Un soupçon infondé, a assuré dans Le Parisien Aujourd’hui en France, la porte-parole du gouvernement, Maud Bregeon. « On ne cède pas à la facilité du 49.3, le temps du débat est un moment de grande clarification qui permet aussi de bâtir des compromis », a-t-elle affirmé.
Pour Laurent Saint-Martin, ministre du Budget : « On va voir quel sera le vote de l’Assemblée nationale. On verra comment le Sénat en débat également », a-t-il indiqué ce dimanche matin en réponse à une question sur l’utilisation du 49.3. « Il y aura une commission mixte paritaire issue du Sénat, nous verrons bien ce qu’elle décide et quelle est la nature du texte », a-t-il poursuivi.

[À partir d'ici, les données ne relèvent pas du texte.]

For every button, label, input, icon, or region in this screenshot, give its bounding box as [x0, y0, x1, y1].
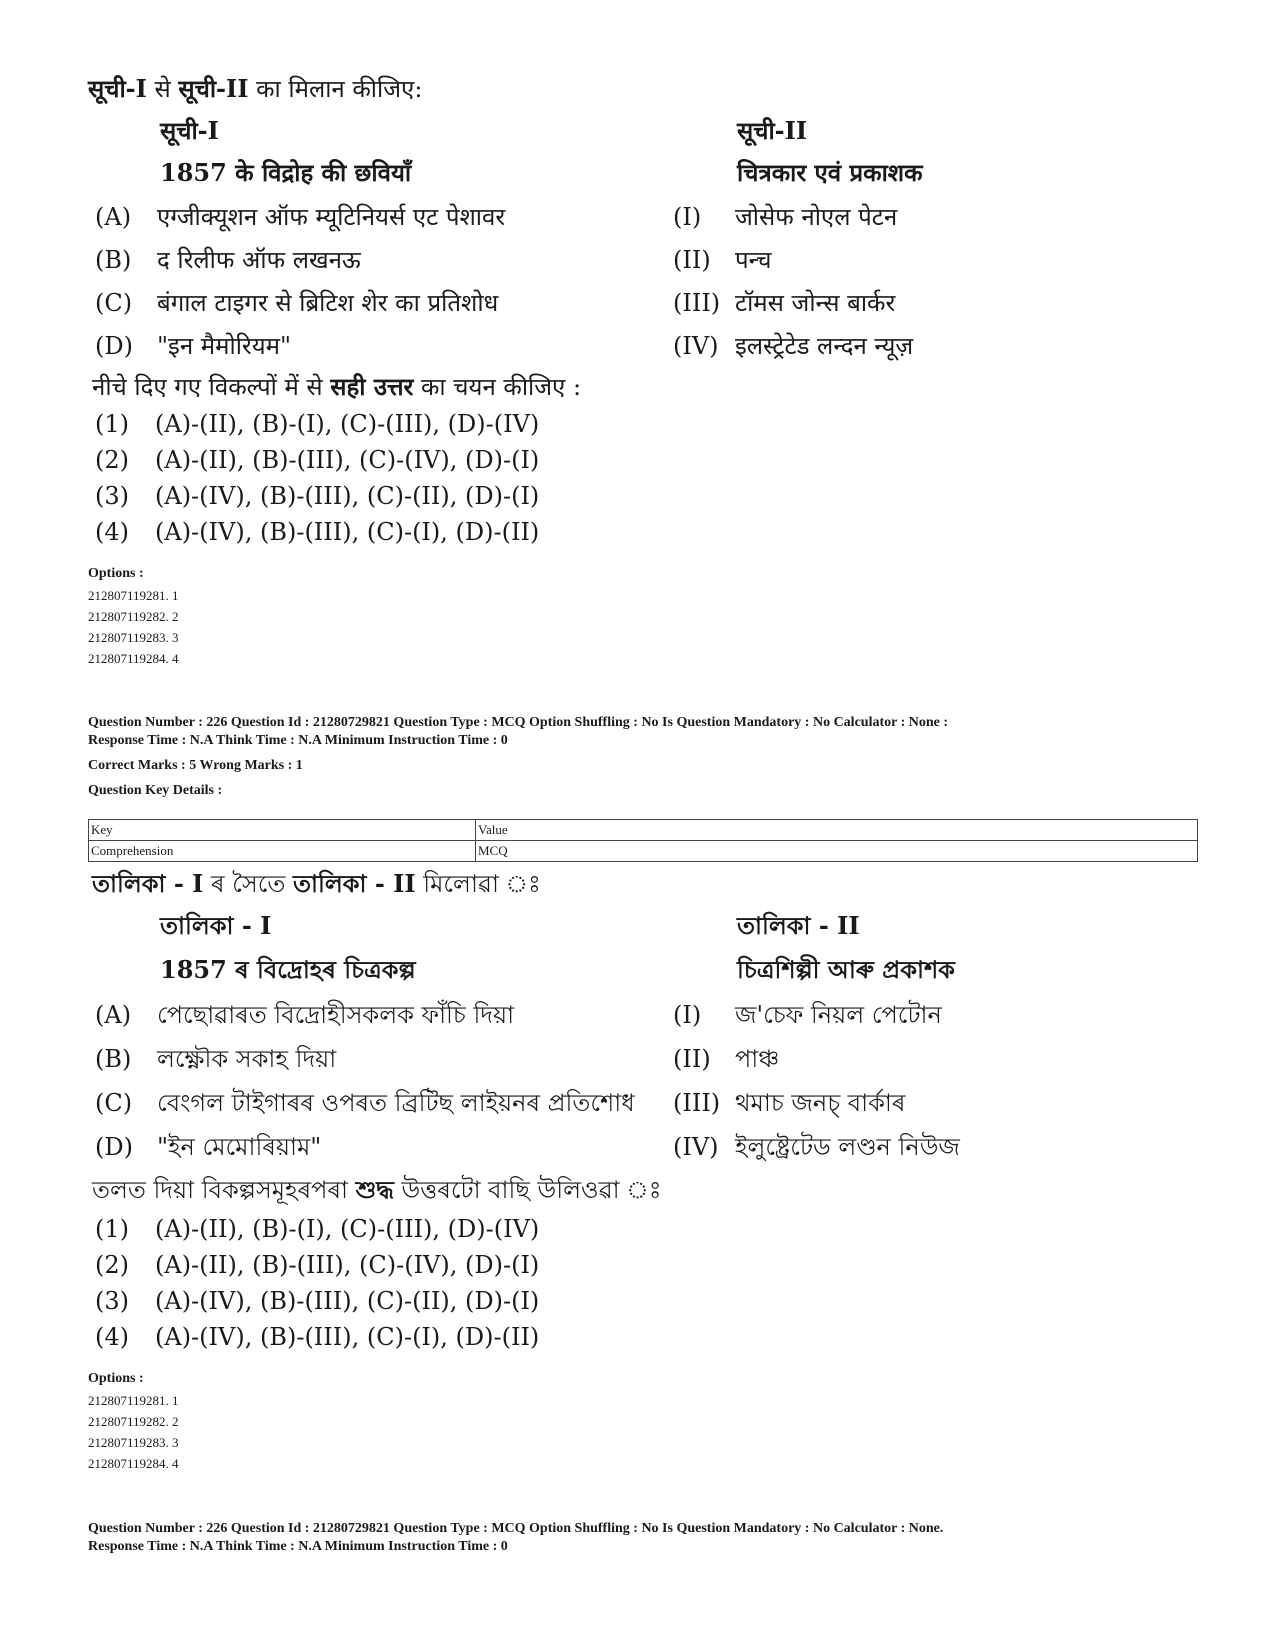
meta2-line2: Response Time : N.A Think Time : N.A Minimum Instruction Time : 0 — [88, 1539, 508, 1554]
item-label: (D) — [95, 332, 133, 360]
item-label: (A) — [95, 1001, 132, 1029]
q2-right-item — [673, 1129, 960, 1169]
q1-choice — [95, 518, 539, 546]
q1-list2-subtitle: चित्रकार एवं प्रकाशक — [737, 158, 923, 187]
q2-instruction-tail: মিলোৱা ঃ — [415, 870, 541, 898]
choice-text: (A)-(II), (B)-(I), (C)-(III), (D)-(IV) — [155, 410, 540, 438]
table-row — [89, 841, 1198, 862]
q1-prompt — [92, 370, 581, 403]
table-header-value: Value — [476, 820, 1198, 841]
question-key-table — [88, 819, 1198, 862]
q1-right-item — [673, 200, 897, 233]
item-text: "इन मैमोरियम" — [157, 332, 292, 360]
choice-text: (A)-(II), (B)-(III), (C)-(IV), (D)-(I) — [155, 446, 540, 474]
item-text: पन्च — [735, 246, 772, 274]
q2-left-item — [95, 1085, 635, 1125]
q2-left-item — [95, 1129, 321, 1169]
item-text: বেংগল টাইগাৰৰ ওপৰত ব্ৰিটিছ লাইয়নৰ প্ৰতিশোধ — [157, 1089, 635, 1117]
item-label: (II) — [673, 246, 711, 274]
choice-text: (A)-(II), (B)-(III), (C)-(IV), (D)-(I) — [155, 1251, 540, 1279]
item-text: জ'চেফ নিয়ল পেটোন — [735, 1001, 942, 1029]
q2-list2-subtitle: চিত্ৰশিল্পী আৰু প্ৰকাশক — [737, 955, 955, 984]
choice-text: (A)-(IV), (B)-(III), (C)-(II), (D)-(I) — [155, 482, 540, 510]
q1-list2-title: सूची-II — [737, 116, 808, 145]
q1-instruction-tail: का मिलान कीजिए: — [248, 75, 423, 103]
q2-choice — [95, 1251, 539, 1279]
choice-number: (2) — [95, 1251, 129, 1279]
choice-number: (1) — [95, 410, 129, 438]
table-header-row — [89, 820, 1198, 841]
item-text: द रिलीफ ऑफ लखनऊ — [157, 246, 361, 274]
item-label: (II) — [673, 1045, 711, 1073]
q2-instruction-list1: তালিকা - I — [92, 869, 204, 898]
table-header-key: Key — [89, 820, 476, 841]
item-text: লক্ষ্ণৌক সকাহ দিয়া — [157, 1045, 337, 1073]
item-label: (I) — [673, 1001, 702, 1029]
q2-list1-subtitle: 1857 ৰ বিদ্ৰোহৰ চিত্ৰকল্প — [160, 955, 416, 984]
q1-list1-subtitle: 1857 के विद्रोह की छवियाँ — [160, 158, 412, 187]
item-text: बंगाल टाइगर से ब्रिटिश शेर का प्रतिशोध — [157, 289, 499, 317]
choice-text: (A)-(II), (B)-(I), (C)-(III), (D)-(IV) — [155, 1215, 540, 1243]
q2-left-item — [95, 1041, 336, 1081]
item-label: (C) — [95, 1089, 133, 1117]
item-text: "ইন মেমোৰিয়াম" — [157, 1133, 322, 1161]
q2-prompt — [92, 1172, 662, 1212]
q2-option-id: 212807119282. 2 — [88, 1414, 179, 1429]
q1-instruction-list2: सूची-II — [178, 74, 249, 103]
item-label: (III) — [673, 289, 721, 317]
q2-options-label: Options : — [88, 1371, 144, 1386]
item-text: ইলুষ্ট্ৰেটেড লণ্ডন নিউজ — [735, 1133, 960, 1161]
q2-instruction — [92, 866, 541, 906]
q1-prompt-end: का चयन कीजिए : — [413, 373, 582, 401]
table-cell-value: MCQ — [476, 841, 1198, 862]
table-cell-key: Comprehension — [89, 841, 476, 862]
meta1-line2: Response Time : N.A Think Time : N.A Minimum Instruction Time : 0 — [88, 733, 508, 748]
q2-list1-title: তালিকা - I — [160, 911, 272, 940]
q1-left-item — [95, 200, 505, 233]
q1-instruction — [88, 72, 422, 105]
item-text: इलस्ट्रेटेड लन्दन न्यूज़ — [735, 332, 914, 360]
q2-prompt-start: তলত দিয়া বিকল্পসমূহৰপৰা — [92, 1176, 356, 1204]
choice-number: (1) — [95, 1215, 129, 1243]
item-text: পাঞ্চ — [735, 1045, 780, 1073]
q2-right-item — [673, 1085, 905, 1125]
q2-instruction-list2: তালিকা - II — [293, 869, 416, 898]
item-label: (C) — [95, 289, 133, 317]
q2-choice — [95, 1323, 539, 1351]
q2-list2-title: তালিকা - II — [737, 911, 860, 940]
q1-choice — [95, 410, 539, 438]
choice-number: (2) — [95, 446, 129, 474]
item-label: (IV) — [673, 1133, 719, 1161]
q1-prompt-start: नीचे दिए गए विकल्पों में से — [92, 373, 331, 401]
item-text: एग्जीक्यूशन ऑफ म्यूटिनियर्स एट पेशावर — [157, 203, 506, 231]
meta1-marks: Correct Marks : 5 Wrong Marks : 1 — [88, 758, 303, 773]
item-label: (IV) — [673, 332, 719, 360]
item-text: পেছোৱাৰত বিদ্ৰোহীসকলক ফাঁচি দিয়া — [157, 1001, 515, 1029]
q2-prompt-end: উত্তৰটো বাছি উলিওৱা ঃ — [393, 1176, 662, 1204]
item-text: टॉमस जोन्स बार्कर — [735, 289, 896, 317]
meta2-line1: Question Number : 226 Question Id : 21280729821 Question Type : MCQ Option Shuffling : No Is Question Mandatory : No Calculator : None. — [88, 1521, 944, 1536]
q1-left-item — [95, 243, 361, 276]
q1-right-item — [673, 329, 913, 362]
choice-text: (A)-(IV), (B)-(III), (C)-(II), (D)-(I) — [155, 1287, 540, 1315]
item-label: (III) — [673, 1089, 721, 1117]
choice-number: (3) — [95, 482, 129, 510]
q2-choice — [95, 1287, 539, 1315]
q1-option-id: 212807119282. 2 — [88, 609, 179, 624]
choice-text: (A)-(IV), (B)-(III), (C)-(I), (D)-(II) — [155, 1323, 540, 1351]
q1-choice — [95, 482, 539, 510]
item-text: থমাচ জনচ্ বাৰ্কাৰ — [735, 1089, 906, 1117]
q2-choice — [95, 1215, 539, 1243]
q1-choice — [95, 446, 539, 474]
meta1-line1: Question Number : 226 Question Id : 21280729821 Question Type : MCQ Option Shuffling : No Is Question Mandatory : No Calculator : None : — [88, 715, 949, 730]
q1-right-item — [673, 286, 895, 319]
item-label: (B) — [95, 246, 132, 274]
q1-left-item — [95, 286, 498, 319]
item-label: (A) — [95, 203, 132, 231]
item-label: (I) — [673, 203, 702, 231]
q2-right-item — [673, 997, 942, 1037]
q2-option-id: 212807119283. 3 — [88, 1435, 179, 1450]
q1-option-id: 212807119283. 3 — [88, 630, 179, 645]
q1-options-label: Options : — [88, 566, 144, 581]
choice-text: (A)-(IV), (B)-(III), (C)-(I), (D)-(II) — [155, 518, 540, 546]
choice-number: (4) — [95, 1323, 129, 1351]
q1-right-item — [673, 243, 772, 276]
q1-instruction-joiner: से — [146, 75, 179, 103]
q1-list1-title: सूची-I — [160, 116, 219, 145]
q1-option-id: 212807119281. 1 — [88, 588, 179, 603]
q2-right-item — [673, 1041, 779, 1081]
q2-left-item — [95, 997, 514, 1037]
q1-option-id: 212807119284. 4 — [88, 651, 179, 666]
q2-option-id: 212807119281. 1 — [88, 1393, 179, 1408]
item-label: (D) — [95, 1133, 133, 1161]
q1-instruction-list1: सूची-I — [88, 74, 147, 103]
meta1-key-details-label: Question Key Details : — [88, 783, 223, 798]
item-label: (B) — [95, 1045, 132, 1073]
q1-left-item — [95, 329, 291, 362]
q2-option-id: 212807119284. 4 — [88, 1456, 179, 1471]
choice-number: (4) — [95, 518, 129, 546]
item-text: जोसेफ नोएल पेटन — [735, 203, 898, 231]
q2-instruction-joiner: ৰ সৈতে — [203, 870, 293, 898]
q2-prompt-emphasis: শুদ্ধ — [355, 1175, 394, 1204]
q1-prompt-emphasis: सही उत्तर — [330, 372, 414, 401]
choice-number: (3) — [95, 1287, 129, 1315]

« Si le texte respecte deux choses : 60 milliards d’euros d’efforts budgétaires pour redresser les comptes et au moins deux tiers par la baisse de la dépense publique, alors je ne vois pas pourquoi nous ne ferions pas confiance au Parlement » en ajoutant : « Si le Parlement ne veut pas rester sur cette règle du jeu que nous avons fixée, alors le gouvernement prendra ses responsabilités ».
D’autres élus se demandent si le gouvernement ne cherche pas plutôt un rejet du texte, comme en commission des Finances, ou un enlisement des débats qui empêcherait un vote avant la date limite du 21 novembre, lié aux délais constitutionnels. Dans les deux cas, la conséquence serait une transmission directe du texte au Sénat.
En attendant pendant cette interruption, les députés vont continuer à mener batailler, la semaine prochaine, avec l’examen tout aussi sensible du budget de la Sécurité sociale.